Завидев её в ресторане, я норовил занять столик поближе и внимательно наблюдал за этой старушкой и тем действом, которое всегда разворачивалось вокруг неё.
И как же я был удивлён, когда в один из дней, не оборачиваясь ко мне, она звонким голосом, не по возрасту, сказала:
– Деточка, что Вы меня просвечиваете каждый вечер, словно рентгеном?
И уже очень приветливо:
– Садитесь за мой столик, если Вам так интересно наблюдать за мной. Давно мне уже мужчина не оказывал такого внимания, – завершила она смешком свою тираду.

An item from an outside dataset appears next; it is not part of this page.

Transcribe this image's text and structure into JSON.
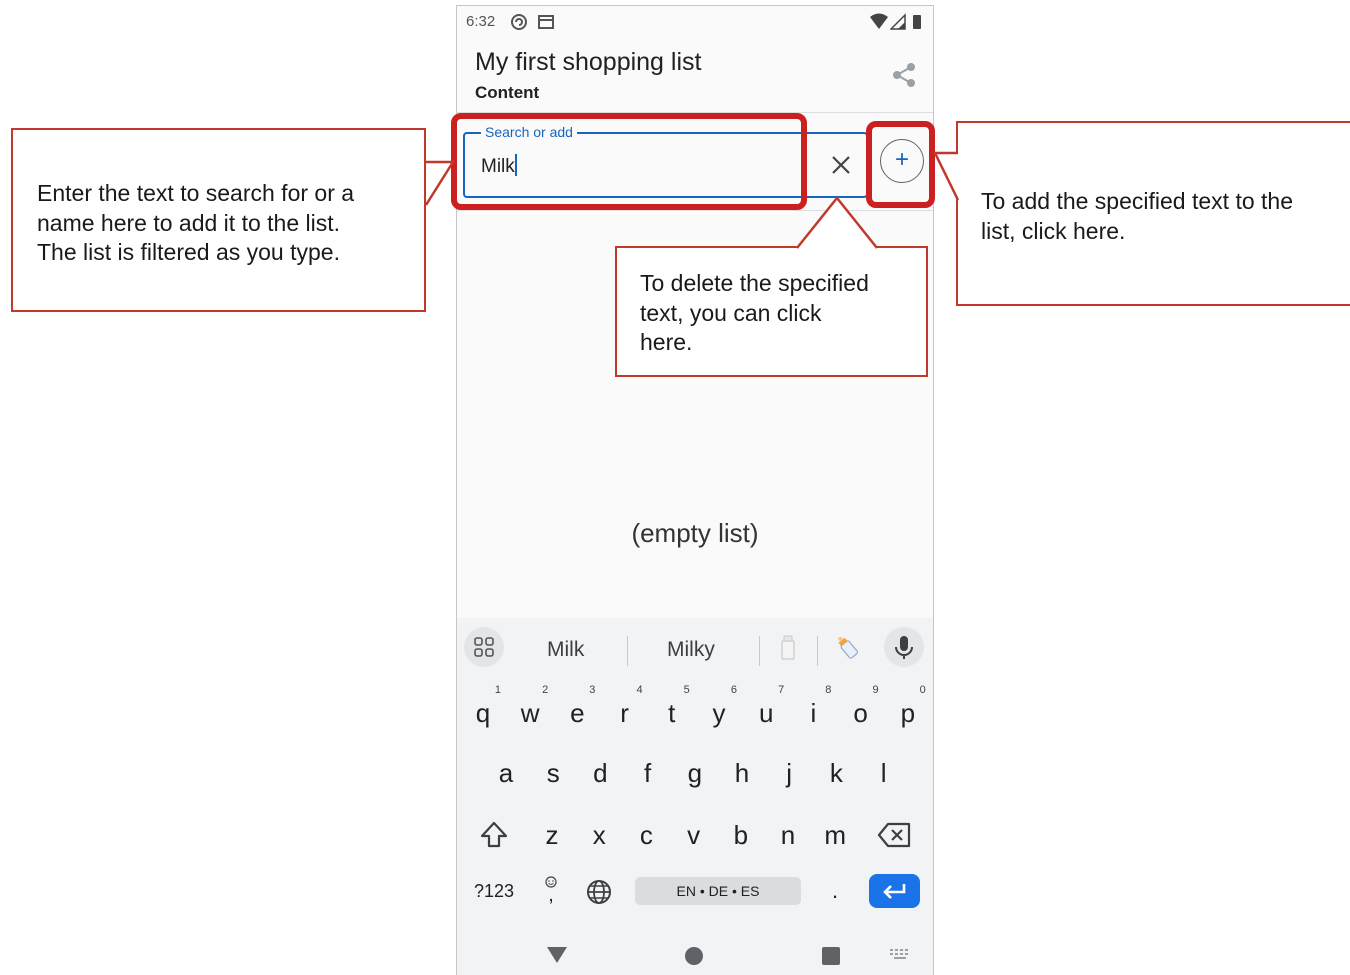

Я опешил. Мне думалось, что моё внимание к ней оставалось нераскрытым, да я и не проявлял вероломства, бестактности, а просто изредка, с нескрываемым любопытством, посматривал на старушку и всё норовил понять, что за сила держит её на этом свете и почему она, ежевечерне, приходит в этот ресторан.
Я поднялся из-за своего стола, учтиво раскланялся старушке и, испросив позволения присесть, представился.

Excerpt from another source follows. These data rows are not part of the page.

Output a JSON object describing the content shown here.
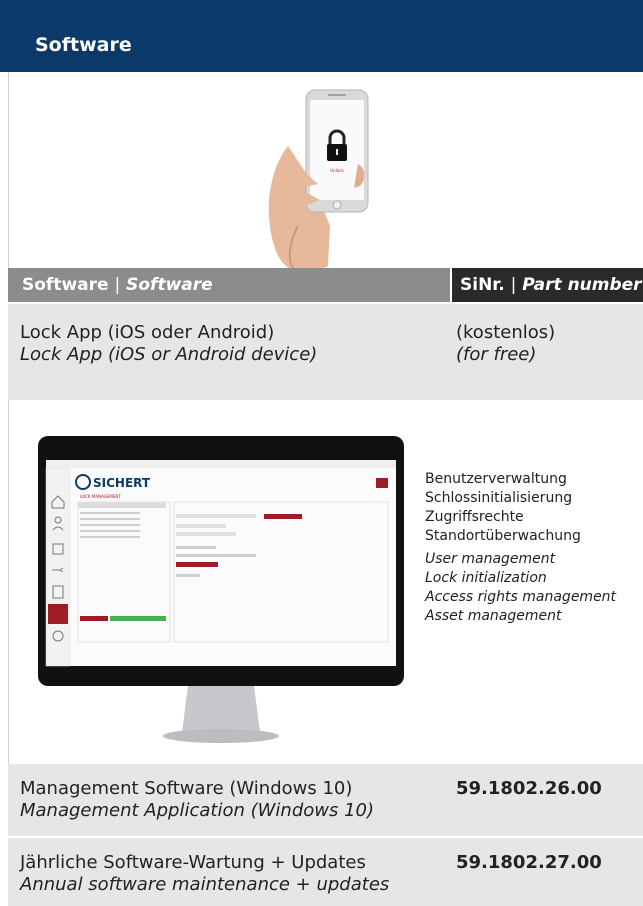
{
  "header": {
    "title": "Software"
  },
  "table_header": {
    "software_de": "Software",
    "separator": "|",
    "software_en": "Software",
    "part_de": "SiNr.",
    "part_en": "Part number"
  },
  "lock_app_screen": {
    "status_text": "Unlock"
  },
  "rows": [
    {
      "name_de": "Lock App (iOS oder Android)",
      "name_en": "Lock App (iOS or Android device)",
      "part_de": "(kostenlos)",
      "part_en": "(for free)"
    },
    {
      "name_de": "Management Software (Windows 10)",
      "name_en": "Management Application (Windows 10)",
      "part": "59.1802.26.00"
    },
    {
      "name_de": "Jährliche Software-Wartung + Updates",
      "name_en": "Annual software maintenance + updates",
      "part": "59.1802.27.00"
    }
  ],
  "monitor_app": {
    "brand": "SICHERT",
    "view_title": "LOCK MANAGEMENT"
  },
  "features": {
    "de": [
      "Benutzerverwaltung",
      "Schlossinitialisierung",
      "Zugriffsrechte",
      "Standortüberwachung"
    ],
    "en": [
      "User management",
      "Lock initialization",
      "Access rights management",
      "Asset management"
    ]
  },
  "colors": {
    "header_blue": "#0b3a6a",
    "column_gray": "#8c8c8c",
    "column_dark": "#2a2a2a",
    "row_gray": "#e6e6e6",
    "brand_red": "#a01c24"
  }
}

– О, я знала, что Вы – военный. Только ещё военные сберегли остатки хорошего тона с дамами, в каком бы возрасте те не находились.

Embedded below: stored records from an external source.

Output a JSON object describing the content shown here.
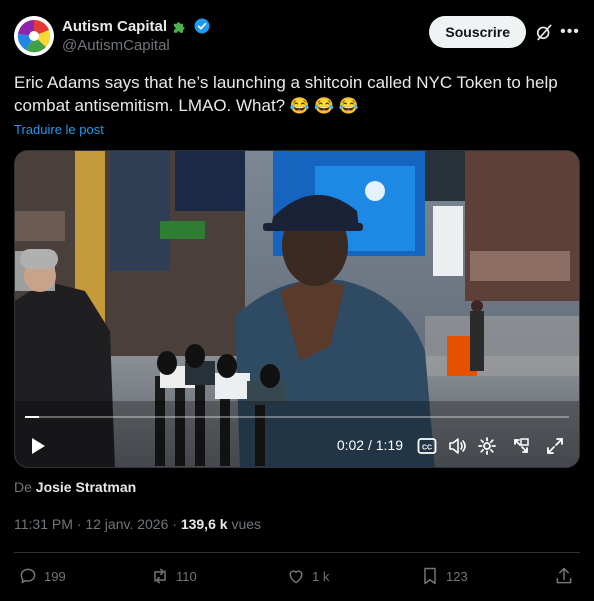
{
  "author": {
    "display_name": "Autism Capital",
    "handle": "@AutismCapital",
    "badge_icon": "puzzle-piece-icon",
    "verified_icon": "verified-badge-icon",
    "verified_color": "#1d9bf0"
  },
  "header": {
    "subscribe_label": "Souscrire",
    "grok_icon": "grok-icon",
    "more_icon": "more-icon"
  },
  "tweet": {
    "text": "Eric Adams says that he’s launching a shitcoin called NYC Token to help combat antisemitism. LMAO. What?",
    "emoji": "😂 😂 😂",
    "translate_label": "Traduire le post"
  },
  "video": {
    "timecode": "0:02 / 1:19",
    "progress": 0.025,
    "icons": [
      "play-icon",
      "captions-icon",
      "volume-icon",
      "settings-icon",
      "pop-out-icon",
      "fullscreen-icon"
    ]
  },
  "byline": {
    "prefix": "De",
    "name": "Josie Stratman"
  },
  "meta": {
    "time": "11:31 PM",
    "separator": "·",
    "date": "12 janv. 2026",
    "views_count": "139,6 k",
    "views_label": "vues"
  },
  "actions": {
    "replies": "199",
    "reposts": "110",
    "likes": "1 k",
    "bookmarks": "123"
  },
  "colors": {
    "background": "#000000",
    "text": "#e7e9ea",
    "muted": "#71767b",
    "link": "#1d9bf0",
    "accent_green": "#4caf50"
  }
}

При этом как-то обречённо и грустно добавила:
– Остальные – нет, всё растеряли.
Сверкнула, молодо, своими выцветшими глазками и довершила:
– Да и не обретали. Откуда? Вы же всё стремились разрушить «до основанья, а затем», но на руинах только чертополох и растёт. А доброго, светлого – нет, через разрушение не содеять.
– Ну, да ладно, – уже светло улыбаясь, завершила она.
– Полагаю, что Вы-то лично ничего не рушили из того, что существовало до Вас.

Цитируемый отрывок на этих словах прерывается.